The COG has a better photo, of course, but he has left the text to me. The Long Man of Wilmington is a chalk figure on the Downs in the lovely village of Wilmington. It may be prehistoric or it may be medieval 16th century or so, no one knows for sure. The earliest drawing of it dates to 1710. At that time it was just a depression in the grass, showing only in certain light or in a light snow. In the 19th century the local vicar outlined the shape with bricks, and more recently they have been replaced by concrete blocks. The vicar may have gotten the feet wrong, and he may have left off some details. Using archeological techniques, they've discovered that the head once had a helmeted shape and facial features. There is no evidence that it had genitalia like the other giant chalk figure, the Cern Abbas, there's also no evidence that it never had them.
Interestingly, there is some kind of nearly lost figure, which is revealed only by infrared photography, on Firle Beacon, the next hill over. That one, called The Firle Corn, is, logically, shaped like an ear of corn, but no one is sure what it's supposed to be. Off Topic but interesting, Firle Place, at the foot of Firle Beacon, was the ancestral home of General Gage, who lost the Battle of Bunker Hill.

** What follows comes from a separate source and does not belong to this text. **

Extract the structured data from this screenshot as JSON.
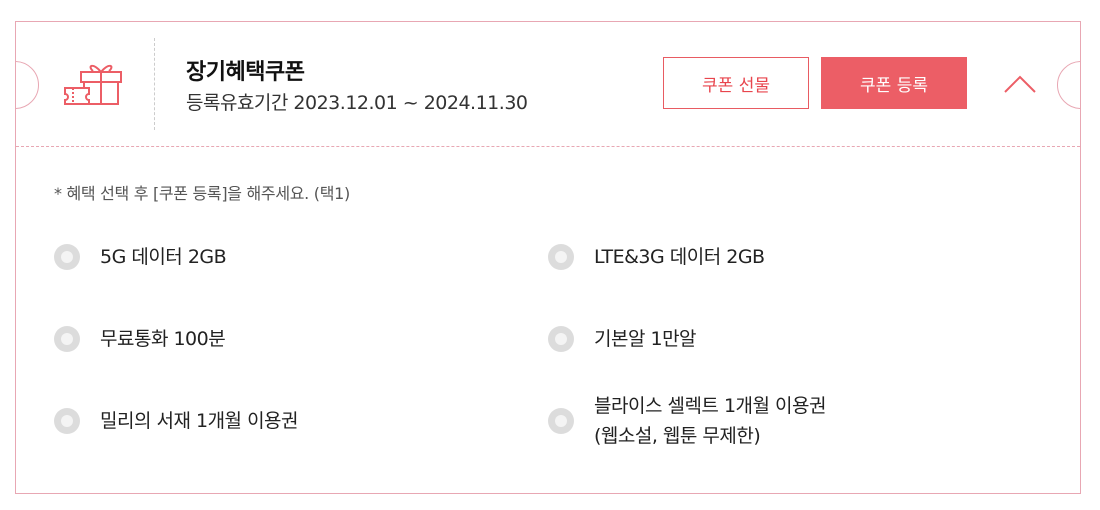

As to the question of the age of the figure. Some work has shown that it was made in the 16th century, but there are some scholars who think it's much older. The whole hill, indeed, the whole area is riddled with prehistoric stuff. Just barely visible in the picture, above the figure at the crest of the hill you can see bumps that are various earthworks and tumuli. Just to the right of the figure, where the hill has kind of collapsed, there are the remains of a chalk pit and lime kiln with some funny terracing beneath it (see picture 2). And over to the left, not shown in the pictures, there's an old flint quarry.